A significant clatter comes from down the hall in Laker and Tripp's bedroom followed by a scream. Emily rolls her eyes, and yells, "Boys!"

"I'll get them," she says to Sam kissing him lightly on the cheek and walking down the hall into her son's bedroom.

"You're right. Thanks," I say. I get up to leave, and Sam gives me a hug on the way out of the kitchen.

"Let's drive the speed limit this time Claire," he reminds me as I reach the door.

"Sam?" I call back over my shoulder on the way out.

"Hmmm?" he replies picking his head up to look at me.

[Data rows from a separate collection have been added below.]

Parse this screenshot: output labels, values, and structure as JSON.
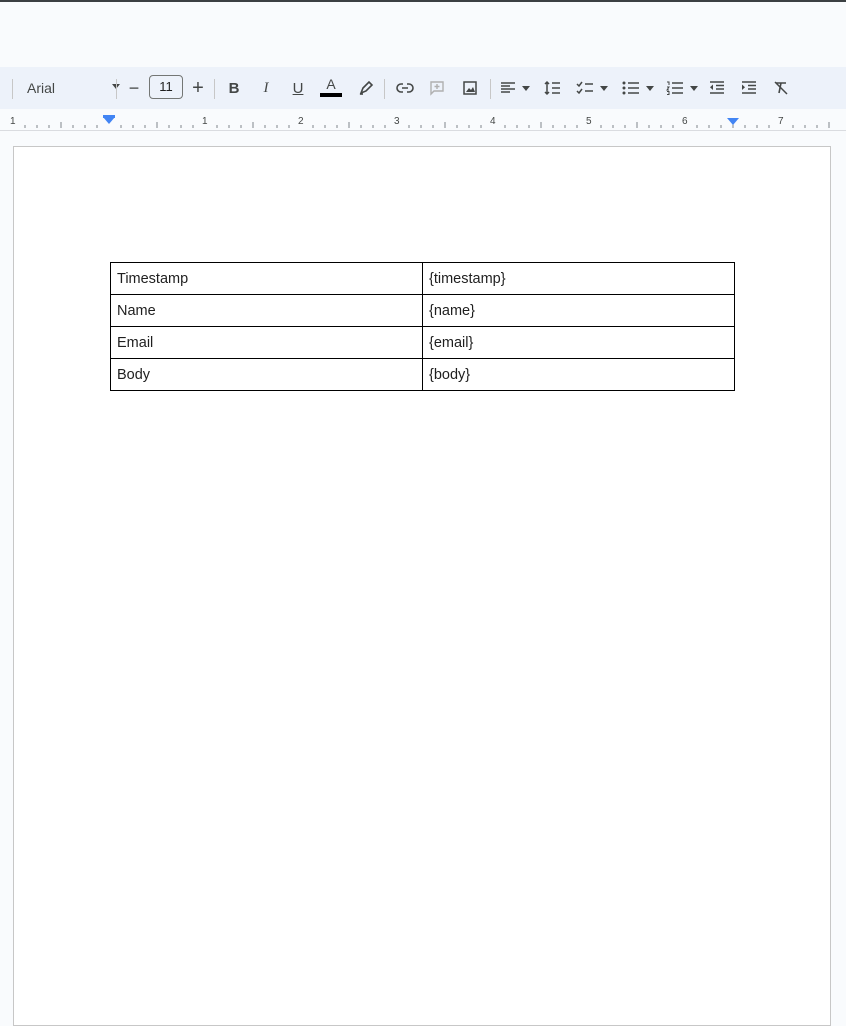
{
  "toolbar": {
    "font_family": "Arial",
    "font_size": "11",
    "decrease_label": "−",
    "increase_label": "+",
    "bold_label": "B",
    "italic_label": "I",
    "underline_label": "U",
    "text_color_label": "A",
    "text_color_value": "#000000",
    "icons": [
      "highlight-icon",
      "link-icon",
      "add-comment-icon",
      "insert-image-icon",
      "align-left-icon",
      "line-spacing-icon",
      "checklist-icon",
      "bulleted-list-icon",
      "numbered-list-icon",
      "decrease-indent-icon",
      "increase-indent-icon",
      "clear-formatting-icon"
    ]
  },
  "ruler": {
    "labels": [
      "1",
      "1",
      "2",
      "3",
      "4",
      "5",
      "6",
      "7"
    ]
  },
  "document": {
    "table": [
      {
        "label": "Timestamp",
        "value": "{timestamp}"
      },
      {
        "label": "Name",
        "value": "{name}"
      },
      {
        "label": "Email",
        "value": "{email}"
      },
      {
        "label": "Body",
        "value": "{body}"
      }
    ]
  },
  "colors": {
    "toolbar_bg": "#edf2fa",
    "accent_blue": "#4285f4"
  }
}
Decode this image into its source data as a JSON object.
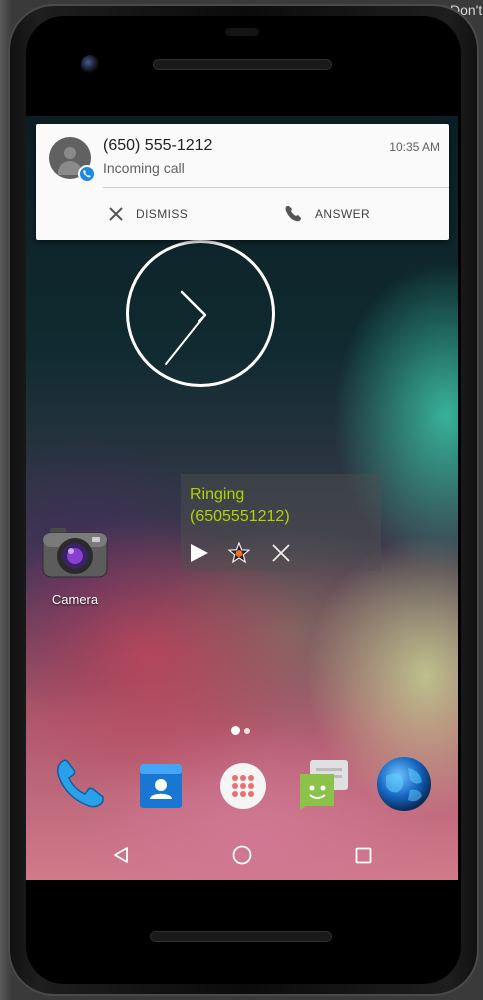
{
  "host": {
    "corner_text": "Don't"
  },
  "notification": {
    "title": "(650) 555-1212",
    "time": "10:35 AM",
    "subtitle": "Incoming call",
    "dismiss_label": "DISMISS",
    "answer_label": "ANSWER"
  },
  "clock": {
    "hour_hand": "11",
    "minute_hand": "35"
  },
  "widget": {
    "status": "Ringing",
    "number": "(6505551212)"
  },
  "home": {
    "camera_label": "Camera",
    "dock": [
      "phone-app-icon",
      "contacts-app-icon",
      "app-drawer-icon",
      "messaging-app-icon",
      "browser-app-icon"
    ]
  },
  "colors": {
    "widget_text": "#b0d400",
    "badge": "#1e88e5",
    "notification_bg": "#fafafa"
  }
}
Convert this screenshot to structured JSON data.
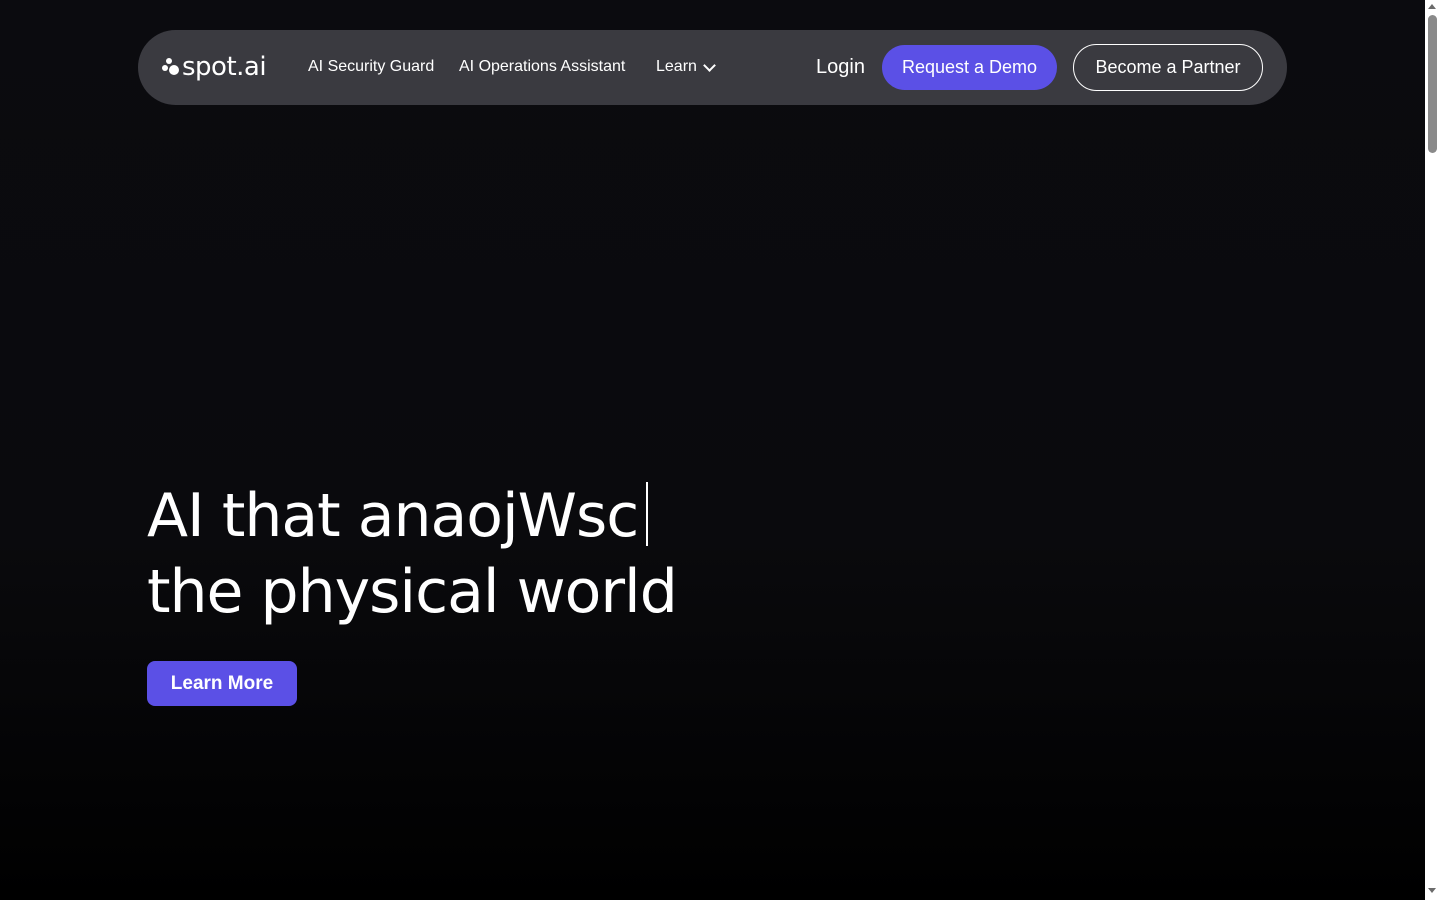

"Do you want it to work out for me and Quil the same way it did for you and Emily?" I ask. This was what I wanted to ask the whole time but I didn't want Emily to hear.

"Of course I would love for you and Quil to be together, but it's not about what others want you to do. Quil put the choice in your hands. Therefore, I can only hope that your happy with it, because in return he will be happy with it."

"Thanks," I say and I leave out the door. If I'm going to talk to Quil, if I'm going to see him, I have to make up some ground rules for the conversation and I have to know what I'm going to ask. I have to prepare myself.


A/N: I'd like to give a special thanks to the real Summer who helped me rattle my brain as to what the letter would actually contain. I thought Quil wouldn't write some sappy long profession of a love letter. I thought he would be slightly pracitical for Claire, but for Sam he was being a jerk.

And for those who havn't noticed. Quil hasn't been in the story yet. That's because I needed to define claire's side first.

Also, if you don't actually notice. After taking like six to ten hours to write a chapter, I don't always edit them to the best of my ability. Please note any errors to me being simply human.

In addition, I always post recommendations for good books to read, so I would suggest adding The Last Lecture by Randy Pausch to your list if you havn't read it. It was simply amazing.